富山鹿島町教会

召天者記念礼拝説教

「神の栄光を讃えるために」
詩編 22編23〜32節
エフェソの信徒への手紙 1章10〜14節

小堀 康彦牧師

1.召天者を覚えて
 今朝私共は、先に天に召された愛する方々を覚えて礼拝を守っております。お手元の召天者の名簿には、この一年で2名の方が加わりました。この名簿にある方々は、この礼拝堂で共に礼拝を守った方々です。死は突然やって来て、愛する者を私共から奪っていきます。死を前に、私共は為すすべがありません。愛する者の死はまことに辛いものです。文字通り、自分の体の一部を失うようなものです。寂しく、辛い、大きな喪失感を覚えます。しかし、私共は今朝、あの時の辛い思いを再び思い起こすために、ここに集められたのではありません。そうではなくて、死を超えた命の希望を心に刻み、主をほめたたえるために集められたのです。

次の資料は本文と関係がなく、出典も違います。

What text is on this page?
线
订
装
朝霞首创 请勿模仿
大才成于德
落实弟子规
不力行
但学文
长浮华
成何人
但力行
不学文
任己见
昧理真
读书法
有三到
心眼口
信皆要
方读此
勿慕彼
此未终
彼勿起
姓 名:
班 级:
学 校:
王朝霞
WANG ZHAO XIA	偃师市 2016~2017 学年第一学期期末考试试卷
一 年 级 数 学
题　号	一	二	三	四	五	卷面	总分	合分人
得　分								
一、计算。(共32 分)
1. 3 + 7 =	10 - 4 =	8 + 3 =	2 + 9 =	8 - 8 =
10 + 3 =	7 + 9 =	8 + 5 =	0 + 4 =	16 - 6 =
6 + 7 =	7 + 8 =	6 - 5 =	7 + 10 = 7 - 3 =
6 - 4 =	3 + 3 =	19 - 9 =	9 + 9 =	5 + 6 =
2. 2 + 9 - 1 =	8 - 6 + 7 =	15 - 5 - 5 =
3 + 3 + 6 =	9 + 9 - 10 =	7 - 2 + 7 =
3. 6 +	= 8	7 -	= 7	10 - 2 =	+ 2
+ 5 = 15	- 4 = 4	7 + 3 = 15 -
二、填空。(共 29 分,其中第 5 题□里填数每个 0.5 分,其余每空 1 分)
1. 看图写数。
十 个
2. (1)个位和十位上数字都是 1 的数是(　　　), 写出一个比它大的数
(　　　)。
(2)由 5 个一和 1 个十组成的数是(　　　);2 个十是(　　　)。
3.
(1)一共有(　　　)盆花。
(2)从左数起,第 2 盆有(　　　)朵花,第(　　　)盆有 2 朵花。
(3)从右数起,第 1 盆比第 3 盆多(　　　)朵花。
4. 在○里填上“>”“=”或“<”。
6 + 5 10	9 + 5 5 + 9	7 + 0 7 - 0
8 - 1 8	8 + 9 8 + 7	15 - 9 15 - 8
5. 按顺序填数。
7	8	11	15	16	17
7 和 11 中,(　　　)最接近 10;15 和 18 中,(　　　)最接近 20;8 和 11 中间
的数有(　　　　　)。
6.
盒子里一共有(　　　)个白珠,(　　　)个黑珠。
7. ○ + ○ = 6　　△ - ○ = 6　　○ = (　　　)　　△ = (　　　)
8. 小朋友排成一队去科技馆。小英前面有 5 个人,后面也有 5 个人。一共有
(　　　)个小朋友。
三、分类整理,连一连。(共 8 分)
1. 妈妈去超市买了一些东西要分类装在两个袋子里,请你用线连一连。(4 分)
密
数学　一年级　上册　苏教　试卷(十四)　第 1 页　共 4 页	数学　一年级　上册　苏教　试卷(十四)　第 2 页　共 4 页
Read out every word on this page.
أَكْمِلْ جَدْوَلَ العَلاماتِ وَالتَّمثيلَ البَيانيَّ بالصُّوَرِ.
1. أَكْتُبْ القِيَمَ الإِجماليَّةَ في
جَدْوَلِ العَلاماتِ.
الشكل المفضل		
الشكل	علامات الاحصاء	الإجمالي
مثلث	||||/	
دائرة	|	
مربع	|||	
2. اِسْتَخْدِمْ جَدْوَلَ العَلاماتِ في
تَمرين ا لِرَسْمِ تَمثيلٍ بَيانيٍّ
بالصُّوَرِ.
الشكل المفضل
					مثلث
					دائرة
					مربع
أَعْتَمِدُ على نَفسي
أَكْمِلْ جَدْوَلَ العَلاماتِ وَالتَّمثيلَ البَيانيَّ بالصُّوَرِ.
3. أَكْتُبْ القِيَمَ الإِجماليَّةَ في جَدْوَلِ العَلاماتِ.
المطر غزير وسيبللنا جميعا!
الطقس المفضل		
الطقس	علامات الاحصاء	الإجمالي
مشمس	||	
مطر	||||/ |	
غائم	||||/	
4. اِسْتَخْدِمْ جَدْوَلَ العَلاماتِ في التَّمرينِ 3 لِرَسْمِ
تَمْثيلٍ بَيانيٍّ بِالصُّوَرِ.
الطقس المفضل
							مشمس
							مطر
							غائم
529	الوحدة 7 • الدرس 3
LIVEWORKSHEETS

この名簿にある方々が、どこを目指し何を目指してこの地上の生涯を歩んでおられたのか、そのことを聖書から共に聞き、私共もそこを目指して歩む者とされるために、ここに集まって来たのです。

2.神様のものとされた者
 この名簿にある方々は、洗礼を受け、キリスト者とされた人たちです。キリスト者とは、神様のものとされた人です。神様の子、神様の僕とされた者です。それは、外から見たところでは分かりません。しかし、神様から見れば、それは明らかなのです。牛や羊に誰の所有物であるか一目で分かるように焼き印が押されているように、キリスト者には神様のものとされている印、目には見えない焼き印、聖霊による焼き印が押されているのです。そして、神様は御自分のものとされたキリスト者に御国を受け継がせる、約束したものを相続させることとされました。この名簿にある方々は皆、御国を受け継ぎ、神様が相続させると約束したものをしっかり受け取られたのです。この神様が相続させると約束されたもの、それは罪の赦しであり、体のよみがえりであり、永遠の命です。また、御国に、天国に備えられている全き平安であり、全き喜びであり、全き愛であります。主イエス・キリストが持っておられる良きものすべてを受け取る者とされたのです。主イエスが再び来たり給う時、神様のものとされたすべての者は共々によみがえり、主イエス・キリストに似た者とされ、この地上の歩みにおいてはそれを目指しつつも実現出来なかった、心を尽くし精神を尽くし思いを尽くして主なる神を愛する者、隣人を自分のように愛する者とされるのです。
 キリスト者とは神様のものとされた者です。キリスト者の命は誰のものでもありません。神様のものです。自分のものでさえないのです。私共の命が自分のものなら、この命は肉体の死と共に終わることになるでしょう。私の中に肉体の死を超えた命に生きる力はありません。私共が神様のものであるということは、それは最早自らの罪の奴隷ではなく、サタンのものでもないということです。罪の値は死です。神様は、私共キリスト者をその罪の奴隷の状態から救い出し、神の子、神の僕とするために、御自分のものとするために、愛する独り子イエス・キリストを十字架におかけになり、その血の値をもって、一切の罪から、サタンの支配から買い取ってくださった。この驚くべき手続きをもって、神様は私共を御自分のものとされ、主イエス・キリストの持つ良きものすべてを受け取る者としてくださったのです。神様のものとされた私共は、最早死の支配のもとにはおりません。神様のものとされた私共には、死も指一本触れることは出来ないからです。それはちょうど、主イエス・キリストが十字架の上で死に、まるで主イエスが討ち滅ぼされたかのように見えましたが、三日目に復活されることによって死そのものを打ち破られたように、死は、私共の愛する者を私共から完全に奪い去ったかのように見えますが、それは一時のことに過ぎないのです。主イエスが再び来られる時、私共は復活された主イエスに似た者として共々に復活し、「死よ、お前の勝利はどこにあるのか。死よ、お前のとげはどこにあるのか。」(コリントの信徒への手紙一15章55節)と歌うことになるのです。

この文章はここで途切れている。